Limitations of Use: Not recommended for use in combination with other JAK inhibitors, biologic DMARDs, or with potent immunosuppressants such as azathioprine and cyclosporine.

  • the treatment of COVID-19 in hospitalized adults requiring supplemental oxygen, non-invasive or invasive mechanical ventilation, or ECMO.
  • the treatment of adult patients with severe alopecia areata.

Limitations of Use: Not recommended for use in combination with other JAK inhibitors, biologic immunomodulators, cyclosporine or other potent immunosuppressants. 

Route: oral
Dose:

Recommended Dosage:

Rheumatoid Arthritis:

  • 2 mg once daily.
  • OLUMIANT may be used as monotherapy or in combination with methotrexate or other non-biologic DMARDs.

COVID-19:

  • 4 mg once daily for up to 14 days.

Alopecia Areata:

  • 2 mg once daily. Increase to 4 mg once daily, if the response to treatment is not adequate.
  • For patients with nearly complete or complete scalp hair loss, with or without substantial eyelash or eyebrow hair loss, consider treating with 4 mg once daily.
  • Reduce the dose to 2 mg once daily when an adequate response has been achieved.

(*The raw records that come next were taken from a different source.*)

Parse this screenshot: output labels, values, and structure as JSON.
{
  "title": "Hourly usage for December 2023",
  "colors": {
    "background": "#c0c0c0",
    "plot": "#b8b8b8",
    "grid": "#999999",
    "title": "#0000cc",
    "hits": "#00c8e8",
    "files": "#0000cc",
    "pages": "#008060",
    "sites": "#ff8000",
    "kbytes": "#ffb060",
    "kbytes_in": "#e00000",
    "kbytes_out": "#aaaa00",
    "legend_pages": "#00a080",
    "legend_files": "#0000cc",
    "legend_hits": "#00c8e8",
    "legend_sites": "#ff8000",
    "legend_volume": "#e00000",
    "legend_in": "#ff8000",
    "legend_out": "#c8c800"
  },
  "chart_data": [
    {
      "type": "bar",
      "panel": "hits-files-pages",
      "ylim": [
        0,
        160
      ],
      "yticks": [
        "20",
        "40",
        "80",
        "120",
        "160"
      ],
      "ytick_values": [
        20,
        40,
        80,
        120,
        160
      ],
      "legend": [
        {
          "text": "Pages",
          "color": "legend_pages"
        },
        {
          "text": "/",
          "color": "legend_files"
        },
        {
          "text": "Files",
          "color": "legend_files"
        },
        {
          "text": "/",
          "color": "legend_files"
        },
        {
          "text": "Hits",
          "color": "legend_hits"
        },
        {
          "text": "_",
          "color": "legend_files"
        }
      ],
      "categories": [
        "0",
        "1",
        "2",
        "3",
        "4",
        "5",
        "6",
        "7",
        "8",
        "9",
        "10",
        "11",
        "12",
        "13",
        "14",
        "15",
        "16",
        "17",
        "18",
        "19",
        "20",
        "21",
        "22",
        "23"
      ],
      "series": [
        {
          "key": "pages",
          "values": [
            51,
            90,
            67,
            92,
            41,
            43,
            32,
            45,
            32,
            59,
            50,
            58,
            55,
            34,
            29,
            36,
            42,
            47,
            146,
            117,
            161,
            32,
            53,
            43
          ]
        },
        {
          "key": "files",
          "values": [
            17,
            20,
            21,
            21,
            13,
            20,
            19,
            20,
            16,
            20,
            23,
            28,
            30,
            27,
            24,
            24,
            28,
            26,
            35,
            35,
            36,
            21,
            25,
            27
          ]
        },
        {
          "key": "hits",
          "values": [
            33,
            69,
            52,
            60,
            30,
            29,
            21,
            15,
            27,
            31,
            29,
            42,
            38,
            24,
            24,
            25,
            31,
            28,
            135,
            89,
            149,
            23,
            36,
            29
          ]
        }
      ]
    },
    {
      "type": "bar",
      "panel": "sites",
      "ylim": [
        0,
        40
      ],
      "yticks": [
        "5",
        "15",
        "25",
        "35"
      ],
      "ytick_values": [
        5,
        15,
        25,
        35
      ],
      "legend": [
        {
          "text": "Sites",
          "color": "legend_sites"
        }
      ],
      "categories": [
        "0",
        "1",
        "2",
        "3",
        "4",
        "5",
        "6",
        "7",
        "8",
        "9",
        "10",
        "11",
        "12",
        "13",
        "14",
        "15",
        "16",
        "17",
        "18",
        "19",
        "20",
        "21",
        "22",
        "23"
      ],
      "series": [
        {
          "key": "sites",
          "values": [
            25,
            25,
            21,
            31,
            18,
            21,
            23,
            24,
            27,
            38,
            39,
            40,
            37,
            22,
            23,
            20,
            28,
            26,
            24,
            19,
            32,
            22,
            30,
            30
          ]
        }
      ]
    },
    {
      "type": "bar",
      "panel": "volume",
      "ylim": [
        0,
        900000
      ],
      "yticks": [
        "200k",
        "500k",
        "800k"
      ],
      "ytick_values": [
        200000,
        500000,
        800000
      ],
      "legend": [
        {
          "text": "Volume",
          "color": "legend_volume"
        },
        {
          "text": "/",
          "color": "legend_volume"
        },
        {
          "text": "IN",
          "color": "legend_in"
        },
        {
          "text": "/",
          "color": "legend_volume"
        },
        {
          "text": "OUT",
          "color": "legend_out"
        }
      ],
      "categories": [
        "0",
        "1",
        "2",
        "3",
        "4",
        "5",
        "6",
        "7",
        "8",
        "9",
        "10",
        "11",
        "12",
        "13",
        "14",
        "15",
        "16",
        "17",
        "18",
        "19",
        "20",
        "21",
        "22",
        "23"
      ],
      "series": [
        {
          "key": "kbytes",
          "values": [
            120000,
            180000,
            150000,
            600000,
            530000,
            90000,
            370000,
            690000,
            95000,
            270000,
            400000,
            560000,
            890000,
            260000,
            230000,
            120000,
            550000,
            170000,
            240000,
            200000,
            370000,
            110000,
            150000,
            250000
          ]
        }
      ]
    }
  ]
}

Dosage Modifications in Patients with Renal or Hepatic Impairment, or Cytopenias:

  • See the full prescribing information for dosage modifications by indication.
Adverse Reactions:

Adverse reactions reported in clinical trials (≥1%) are:

  • Rheumatoid Arthritis: upper respiratory tract infections (URTIs), nausea, herpes simplex, and herpes zoster.
  • COVID-19: increases of liver enzymes, thrombocytosis, creatine phosphokinase increases, neutropenia, deep vein thrombosis, pulmonary embolism, and urinary tract infection (UTI).
  • Alopecia Areata: URTIs, headache, acne, hyperlipidemia, creatine phosphokinase increase, UTI, liver enzyme elevations, folliculitis, fatigue, lower respiratory tract infections, nausea, genital Candida infections, anemia, neutropenia, abdominal pain, herpes zoster, and weight increase.
Contraindication:
None
Warnings and Precautions:
  • Hypersensitivity: Serious reactions have been reported. Discontinue OLUMIANT if a serious hypersensitivity reaction occurs.
  • Gastrointestinal Perforations: Monitor patients who may be at increased risk and evaluate promptly new onset of abdominal symptoms. 
  • Laboratory Abnormalities: Monitor for changes in lymphocytes, neutrophils, hemoglobin, liver enzymes, and lipids. 
  • Vaccinations: Avoid use with live vaccines.
See package insert for full prescribing information.